В 1981 выходит неоднозначная работа «Протоколы сионских мудрецов и их применение в Чили». Развивая тему текстов, ставших одним из важнейших истоков мирового неприятия иудаизма, сам Серрано при попытке навесить на него любой ярлык заявляет о своём «непротивостоянии ничему». На следующий год появляется второй том трилогии эзотерического гитлеризма, доходчиво названный «Адольф Гитлер: последний аватара», рассматривающий в ретроспективе и с точки зрения эзотерического предания германский нацизм и связь Чили с этим международным явлением. Книга прямо называет фюрера десятой аватарой, то есть — последним воплощением бога Вишну, которого Серрано отождествляет с Вотаном, Одином, одновременно подчеркивая эзотерические корни арийской Индии.

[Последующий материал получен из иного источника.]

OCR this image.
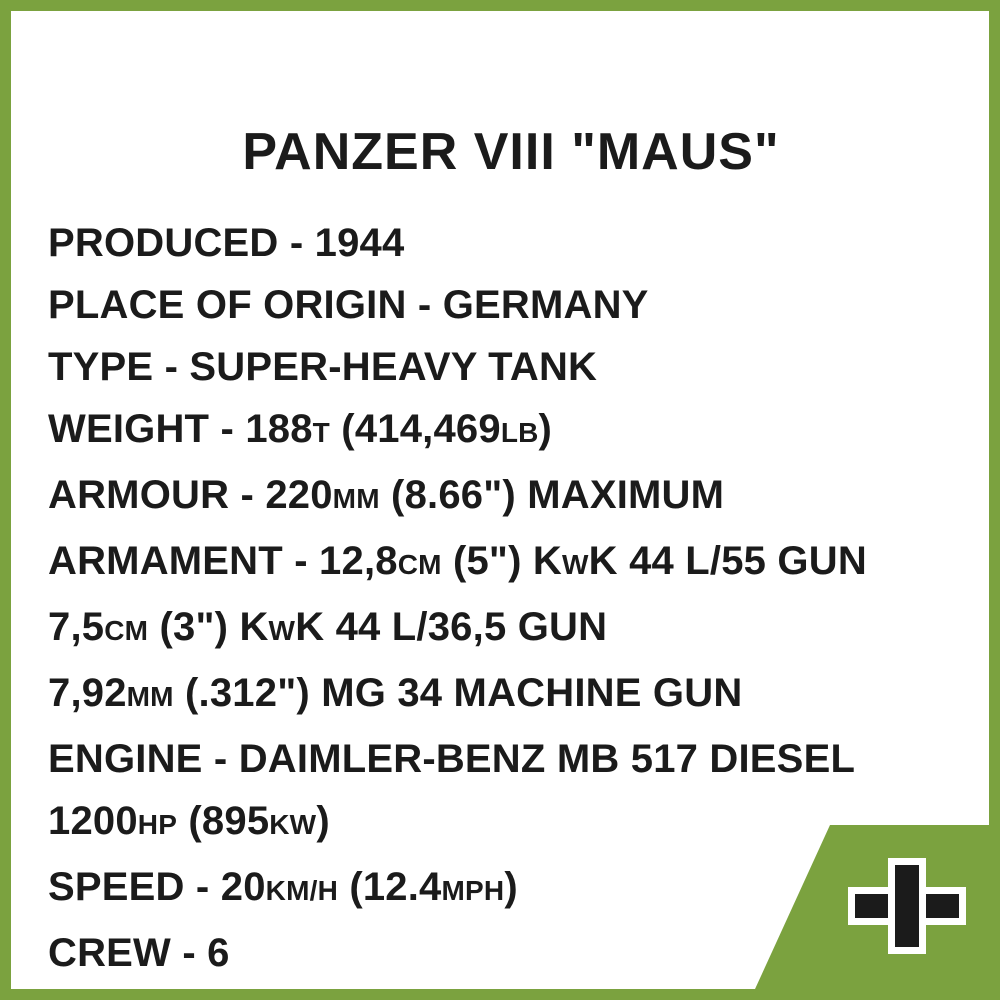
PANZER VIII "MAUS"
PRODUCED - 1944
PLACE OF ORIGIN - GERMANY
TYPE - SUPER-HEAVY TANK
WEIGHT - 188T (414,469LB)
ARMOUR - 220MM (8.66") MAXIMUM
ARMAMENT - 12,8CM (5") KWK 44 L/55 GUN
7,5CM (3") KWK 44 L/36,5 GUN
7,92MM (.312") MG 34 MACHINE GUN
ENGINE - DAIMLER-BENZ MB 517 DIESEL
1200HP (895KW)
SPEED - 20KM/H (12.4MPH)
CREW - 6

Люциферианское мировоззрение автора пессимистично: согласно индуизму, текущее время — Темнейший век Кали–юги. В народах латинской Америки Серрано находит бациллу саморазрушения; опустошенные декадентством, развращаемые собственными пороками, они вымирают в играх глобалистских сил. В «Чилийском расовом цикле» (1982) он говорит, что однажды превознесенная Николасом Палациосом чилийская раса уже вступила в фазу неизбежного самоуничтожения. Отчасти защищая предложенный Палациосом концепт чилийских метисов (и даже оказав помощь в переиздании его «Чилийской расы»), Серрано дает неутешительные прогнозы. Позже, в 1986 он расширяет критический взгляд до масштабов континента в книге «Национал–социализм — единственный выход для народов Южной Америки». Эти книги с наибольшей ясностью выражают суждения Серрано о предметах расы, этнической принадлежности и человеческой культуры, основанные в том числе на штудиях Жака де Майе:
«Мы не будем подробно описывать здесь те обстоятельные исследования и находки, касающиеся доисторического прошлого Америки, населенной расой белых гигантов, полубогов, легенда о которых к прибытию Колумба и иезуитов всё еще сохранялась в традициях и документах. Местные, цветные народы континента, называют их “Белыми богами”, то есть, Weisegoten — это визиготы».
Серрано не теряет ни корней эзотерического кристианства, ни страстного отношения к мифу. В том же году выходит «Воскрешение героя», одна из самых глубоких философских работ:
«Алхимия дает возможность герою, то есть, заключенному в нём богу, сбежать из тюрьмы, взяв с собой некоторых товарищей (подобных факелоносцам Кауту и Каутопату). И даже, через жертву кровного смешения, искупить горстку существ, для которых этот концлагерь Другой вселенной является родным миром. “Расовое грехопадение” становится военной стратегией — вот что такое “схождение Криста в Ад”. И наградой герою будет именно протяженность земного Я: он добывает бессмертность сознания, возможность наделить лицом недифференцированную Монаду. Герой–человек наделяет лицом Звезду, чтобы стать ею. Таким образом, он становится более великим, нежели боги. Более великим, чем тот Бог, что вошел сюда и разделился на множество равенств. Потому что из этого множества добудет бессмертие только один, обретя Я, став Собой».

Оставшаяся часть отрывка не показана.